One night early in the next week the bell rang. A working man stood at the door. He handed a five-dollar bill to one of the Residents, saying: "My wife, she's goin' to have a party here Thursday. I want you to give her a good time. She's been a good wife to me. Don't tell her; just spend it for her;" and the man disappeared in the darkness.
It was decided to order a birthday cake and light sixty candles.
The day came. Every member brought a remembrance. Radiantly, tearfully happy stood the hostess. She loved music, and a sweet, gracious woman whose music wins the most cultured sang song after song. Time for refreshments came. In the front parlor a club of little girls were sewing. It seemed a pity that they should not see the cake and the candles lighted. They were told that the doors would open, a lady was having her first birthday party, and it would be kind to wish her many returns of the day.

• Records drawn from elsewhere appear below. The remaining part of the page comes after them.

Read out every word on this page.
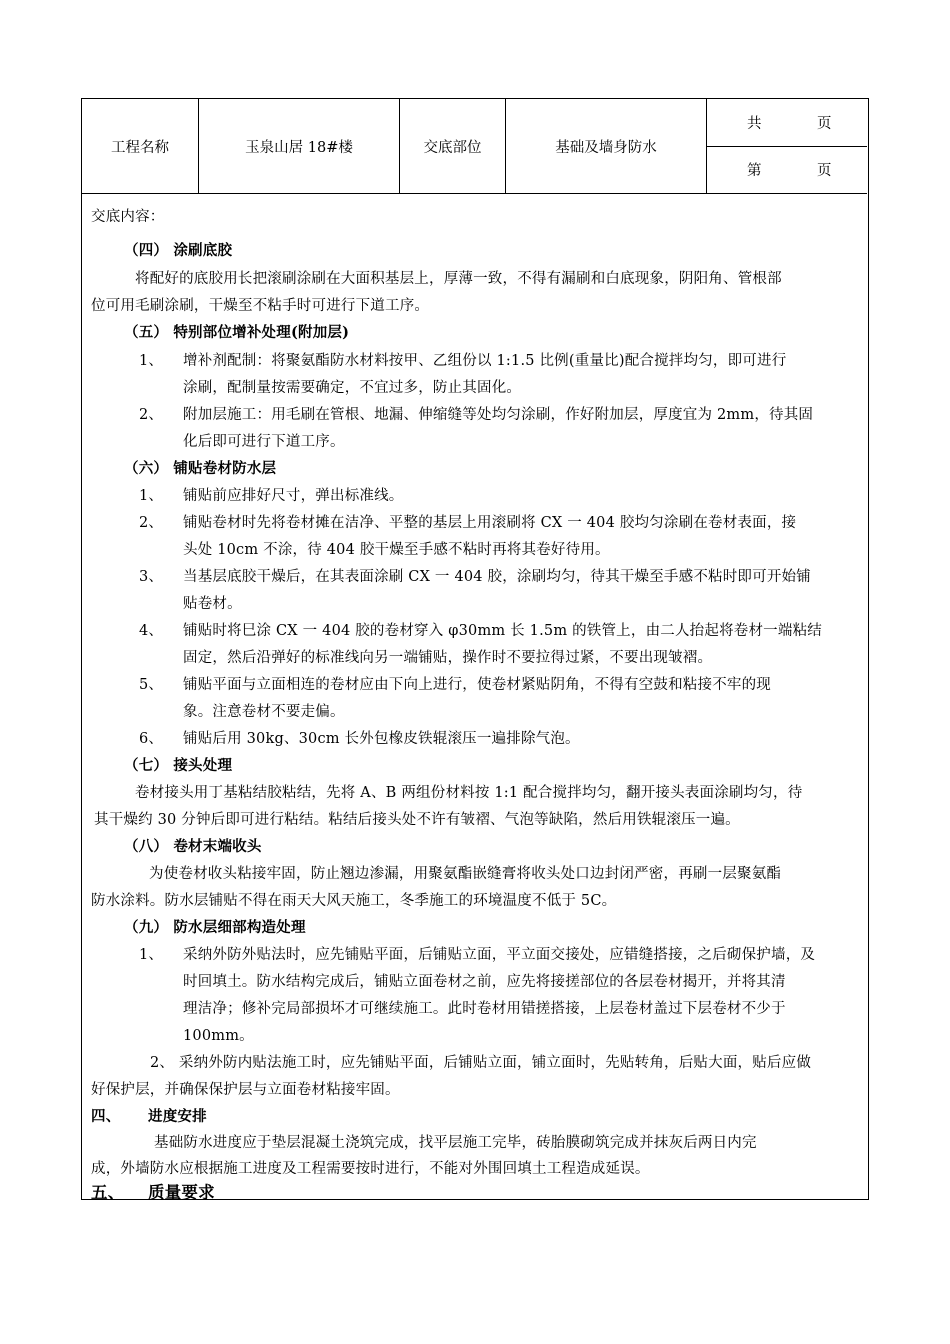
工程名称	玉泉山居 18#楼	交底部位	基础及墙身防水
共	页
第	页
交底内容：
（四） 涂刷底胶
将配好的底胶用长把滚刷涂刷在大面积基层上，厚薄一致，不得有漏刷和白底现象，阴阳角、管根部
位可用毛刷涂刷，干燥至不粘手时可进行下道工序。
（五） 特别部位增补处理(附加层)
1、 增补剂配制：将聚氨酯防水材料按甲、乙组份以 1:1.5 比例(重量比)配合搅拌均匀，即可进行
涂刷，配制量按需要确定，不宜过多，防止其固化。
2、 附加层施工：用毛刷在管根、地漏、伸缩缝等处均匀涂刷，作好附加层，厚度宜为 2mm，待其固
化后即可进行下道工序。
（六） 铺贴卷材防水层
1、 铺贴前应排好尺寸，弹出标准线。
2、 铺贴卷材时先将卷材摊在洁净、平整的基层上用滚刷将 CX 一 404 胶均匀涂刷在卷材表面，接
头处 10cm 不涂，待 404 胶干燥至手感不粘时再将其卷好待用。
3、 当基层底胶干燥后，在其表面涂刷 CX 一 404 胶，涂刷均匀，待其干燥至手感不粘时即可开始铺
贴卷材。
4、 铺贴时将巳涂 CX 一 404 胶的卷材穿入 φ30mm 长 1.5m 的铁管上，由二人抬起将卷材一端粘结
固定，然后沿弹好的标准线向另一端铺贴，操作时不要拉得过紧，不要出现皱褶。
5、 铺贴平面与立面相连的卷材应由下向上进行，使卷材紧贴阴角，不得有空鼓和粘接不牢的现
象。注意卷材不要走偏。
6、 铺贴后用 30kg、30cm 长外包橡皮铁辊滚压一遍排除气泡。
（七） 接头处理
卷材接头用丁基粘结胶粘结，先将 A、B 两组份材料按 1:1 配合搅拌均匀，翻开接头表面涂刷均匀，待
其干燥约 30 分钟后即可进行粘结。粘结后接头处不许有皱褶、气泡等缺陷，然后用铁辊滚压一遍。
（八） 卷材末端收头
为使卷材收头粘接牢固，防止翘边渗漏，用聚氨酯嵌缝膏将收头处口边封闭严密，再刷一层聚氨酯
防水涂料。防水层铺贴不得在雨天大风天施工，冬季施工的环境温度不低于 5C。
（九） 防水层细部构造处理
1、 采纳外防外贴法时，应先铺贴平面，后铺贴立面，平立面交接处，应错缝搭接，之后砌保护墙，及
时回填土。防水结构完成后，铺贴立面卷材之前，应先将接搓部位的各层卷材揭开，并将其清
理洁净；修补完局部损坏才可继续施工。此时卷材用错搓搭接，上层卷材盖过下层卷材不少于
100mm。
2、 采纳外防内贴法施工时，应先铺贴平面，后铺贴立面，铺立面时，先贴转角，后贴大面，贴后应做
好保护层，并确保保护层与立面卷材粘接牢固。
四、 进度安排
基础防水进度应于垫层混凝土浇筑完成，找平层施工完毕，砖胎膜砌筑完成并抹灰后两日内完
成，外墙防水应根据施工进度及工程需要按时进行，不能对外围回填土工程造成延误。
五、 质量要求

The cake was brought in with the sixty candles burning, and placed before the hostess, a gift from her husband. "I didn't know," the wife kept whispering under her breath as she stood beside it at the table. The doors rolled slowly backward, and twenty children breathed "Ah!" Then in a piping chorus, "Wish you many returns of the day." A moment the woman stood still. Then turning a shining face on all about, she moved toward the children, the tears falling fast. Raising her hands and face heavenward, she said solemnly: "O God, what have I done that you should be so good to me?" The volume of her life was opened.
A cake with a few shining candles, a few friends with their little offerings, and the wishes of a few children, and to one woman God had reached out of His high heaven and selected her as the special object of His care and love.
Not all of the five dollars had been used. The hostess was asked what she wanted done with it. She was radiant. "I'll give a party to those children what said that sweet thing to me." Suggestions of other uses were cast aside. The children must have a party—ice cream and cake. When she found out that cake and ice cream would cost more than the money in hand, she announced: "I will wait to give it. In a month I save money to put to it." She made all her own arrangements, and proved a hostess of resource and tact.
She received her guests most cordially. Perhaps the most wildly exciting hours of her life were when, after much coaxing, she joined in the games of Drop the Handkerchief, Blind Man's Buff and Going to Jerusalem, the last game sending her crimson and panting into a chair in the corner, with the children crowding about her shrieking with laughter.
Time for refreshments found her anxious and watchful. The members of the club had fallen into the spirit of the day, and nobody was grown up.